El conjunto de conocimientos, técnicas, teorías, datos históricos, etc., constituyen lo que es en sí la Flamencología sobre el Cante, el Toque y el Baile, definiendo al mismo tiempo una etapa que revaloriza el flamenco. Este tuvo su origen en el interés demostrado por unos intelectuales por la conservación de un arte andaluz al que  consideraban en estado decadente. Fueron estos intelectuales los que iniciaron la reivindicación de estos estilos de los cantes básicos, empleando la actitud de los organizadores del Concurso de Cante  Flamenco de Granada en el año 1.922.

 

Esta campaña fue muy acertada planeada por  escritores, poetas, investigadores y músicos, para renovar el flamenco, y con la colaboración de varios interpretes de prestigio, favorecían  el  resurgimiento  de lo tradicional,  y así  mismo  la  aparición  de  nuevos  cantaores le  proporcionaran  al  cante  flamenco  una  época  brillantísima y  autentica, siguiendo la sugerida línea en la pureza y la ortodoxia. Las dificultades en que sobrevivía el cante flamenco, en los años mil novecientos cincuenta, era por su división en dos ambientes muy distintos.

Uno era  el  de los espectáculos folklóricos, los cuales se realizaban en teatros y plazas de toros, mezclando los estilos puramente Flamencos con los de canción aflamencada y las variedades. El otro ambiente era el que se daba en las ventas y en los  colmaos, los  cuales eran  frecuentados por cantaores, los que conservaban  las  esencias  y  la  ortodoxia de  este arte flamenco, siendo por esta época el panorama muy desolador. Fue  concretamente  en  el  año  1.955,  cuando  apareció  el libro Flamencología, siendo un ensayista argentino Anselmo González Climet, (1.927-1.989), fue hijo de padres gaditanos, quien pone  de  relieve  los  valores  espirituales  y  humanos de este  Arte Andaluz, siendo analizado en profundidad y con acierto. De hecho este libro fue una llamada de atención provocando inquietud en los medios intelectuales y artísticos, siendo la convocatoria de un Concurso de Cante Flamenco  en  Córdoba,  y la creación de la Cátedra de Flamencología, la consecuencia de esa inquietud por lo flamenco.

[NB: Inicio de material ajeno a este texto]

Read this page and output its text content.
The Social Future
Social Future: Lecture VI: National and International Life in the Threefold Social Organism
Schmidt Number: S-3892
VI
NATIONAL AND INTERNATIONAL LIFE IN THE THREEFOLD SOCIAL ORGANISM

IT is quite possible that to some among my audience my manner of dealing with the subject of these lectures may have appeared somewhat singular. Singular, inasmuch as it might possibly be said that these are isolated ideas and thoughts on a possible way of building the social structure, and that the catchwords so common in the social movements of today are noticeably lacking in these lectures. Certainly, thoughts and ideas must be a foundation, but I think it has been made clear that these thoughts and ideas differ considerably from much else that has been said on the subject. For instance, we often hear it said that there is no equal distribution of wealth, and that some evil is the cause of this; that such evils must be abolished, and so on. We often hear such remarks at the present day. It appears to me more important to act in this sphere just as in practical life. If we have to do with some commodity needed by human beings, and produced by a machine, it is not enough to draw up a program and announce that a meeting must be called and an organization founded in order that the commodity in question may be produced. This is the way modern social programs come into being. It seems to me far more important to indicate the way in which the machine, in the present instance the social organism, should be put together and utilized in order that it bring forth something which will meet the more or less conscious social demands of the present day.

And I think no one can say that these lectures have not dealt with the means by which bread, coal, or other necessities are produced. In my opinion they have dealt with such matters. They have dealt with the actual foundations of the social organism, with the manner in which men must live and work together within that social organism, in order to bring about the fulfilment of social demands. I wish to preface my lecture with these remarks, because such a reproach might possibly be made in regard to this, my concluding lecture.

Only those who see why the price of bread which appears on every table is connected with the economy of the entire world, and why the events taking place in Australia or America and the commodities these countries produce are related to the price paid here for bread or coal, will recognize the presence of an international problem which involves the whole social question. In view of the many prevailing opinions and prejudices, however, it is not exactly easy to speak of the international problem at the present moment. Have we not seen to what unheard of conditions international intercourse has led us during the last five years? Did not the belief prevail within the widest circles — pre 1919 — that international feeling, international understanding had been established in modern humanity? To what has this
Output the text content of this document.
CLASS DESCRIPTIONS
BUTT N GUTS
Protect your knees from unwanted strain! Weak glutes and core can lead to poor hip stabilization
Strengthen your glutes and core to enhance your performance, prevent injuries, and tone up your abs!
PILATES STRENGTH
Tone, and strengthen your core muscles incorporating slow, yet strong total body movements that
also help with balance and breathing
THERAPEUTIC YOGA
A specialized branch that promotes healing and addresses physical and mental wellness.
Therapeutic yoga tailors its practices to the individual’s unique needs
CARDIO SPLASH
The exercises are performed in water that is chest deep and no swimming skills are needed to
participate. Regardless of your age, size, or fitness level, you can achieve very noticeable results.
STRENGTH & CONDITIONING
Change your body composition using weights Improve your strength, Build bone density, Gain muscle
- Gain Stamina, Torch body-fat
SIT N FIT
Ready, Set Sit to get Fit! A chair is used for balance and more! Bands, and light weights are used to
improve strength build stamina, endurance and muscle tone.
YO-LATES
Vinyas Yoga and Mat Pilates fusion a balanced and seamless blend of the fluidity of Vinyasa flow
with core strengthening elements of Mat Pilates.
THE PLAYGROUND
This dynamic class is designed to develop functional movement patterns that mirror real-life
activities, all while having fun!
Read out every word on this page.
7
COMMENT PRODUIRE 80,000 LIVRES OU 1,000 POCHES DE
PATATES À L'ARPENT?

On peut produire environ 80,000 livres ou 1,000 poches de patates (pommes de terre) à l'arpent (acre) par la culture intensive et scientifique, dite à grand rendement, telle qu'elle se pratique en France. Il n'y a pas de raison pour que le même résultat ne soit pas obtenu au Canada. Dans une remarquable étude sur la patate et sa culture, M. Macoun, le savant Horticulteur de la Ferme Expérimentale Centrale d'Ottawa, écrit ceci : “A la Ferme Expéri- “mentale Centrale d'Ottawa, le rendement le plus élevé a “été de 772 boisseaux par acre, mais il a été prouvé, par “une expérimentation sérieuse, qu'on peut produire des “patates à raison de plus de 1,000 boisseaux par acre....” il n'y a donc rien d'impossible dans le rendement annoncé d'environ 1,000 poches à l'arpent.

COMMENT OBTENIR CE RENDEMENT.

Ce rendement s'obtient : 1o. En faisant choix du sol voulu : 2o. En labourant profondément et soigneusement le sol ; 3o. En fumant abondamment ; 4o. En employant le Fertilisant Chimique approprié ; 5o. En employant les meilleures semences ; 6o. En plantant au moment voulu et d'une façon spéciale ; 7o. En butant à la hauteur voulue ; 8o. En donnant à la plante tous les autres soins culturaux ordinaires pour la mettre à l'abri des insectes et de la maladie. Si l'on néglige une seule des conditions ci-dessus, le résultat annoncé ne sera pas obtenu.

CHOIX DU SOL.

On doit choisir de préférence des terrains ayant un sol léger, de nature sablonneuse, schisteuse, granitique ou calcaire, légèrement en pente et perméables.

  Hay  que  añadir en favor del Cante Flamenco, un hecho de gran importancia, siendo ésta La grabación y la divulgación en el año 1.954 de la primera Antología del Cante Flamenco, siendo  otra  de  las  iniciativas  relevantes  en  el  Cante Flamenco.  Esta obra discográfica rigurosa en todos los aspectos, de la marca Hispavox, cuya labor en pro del cante flamenco tendría su culminación en el año 1.982, con la publicación de la Magna Antología. Otro hecho que tampoco hay que olvidar, es el auge de los tablaos en Madrid, siendo estos locales  por  los  que  pasaron  y se forjaron las primeras figuras de la nueva etapa o época, destacando por su seriedad y pureza el Tablao Zambra, en el cual reúne en su elenco  a los más relevantes y excelentes interpretes y artistas del Cante Flamenco,  a  partir  de  los años sesenta  y  con  el  apoyo  de las Instituciones y Organismos Oficiales, y la paulatina aparición de las Peñas Flamencas, que se extendieron por toda Andalucía, y otros puntos de la geografía Española, complementan y engrandecen una labor de intensa revalorización del Flamenco,  en la  que la colaboración de los medios informativos, y en especial la emisoras de radio. Todas  estas  iniciativas  son  las  que han  estado  dando  sus  frutos  y  configurando  un panorama extensísimo, llegando hasta nuestros días con una espléndida proyección.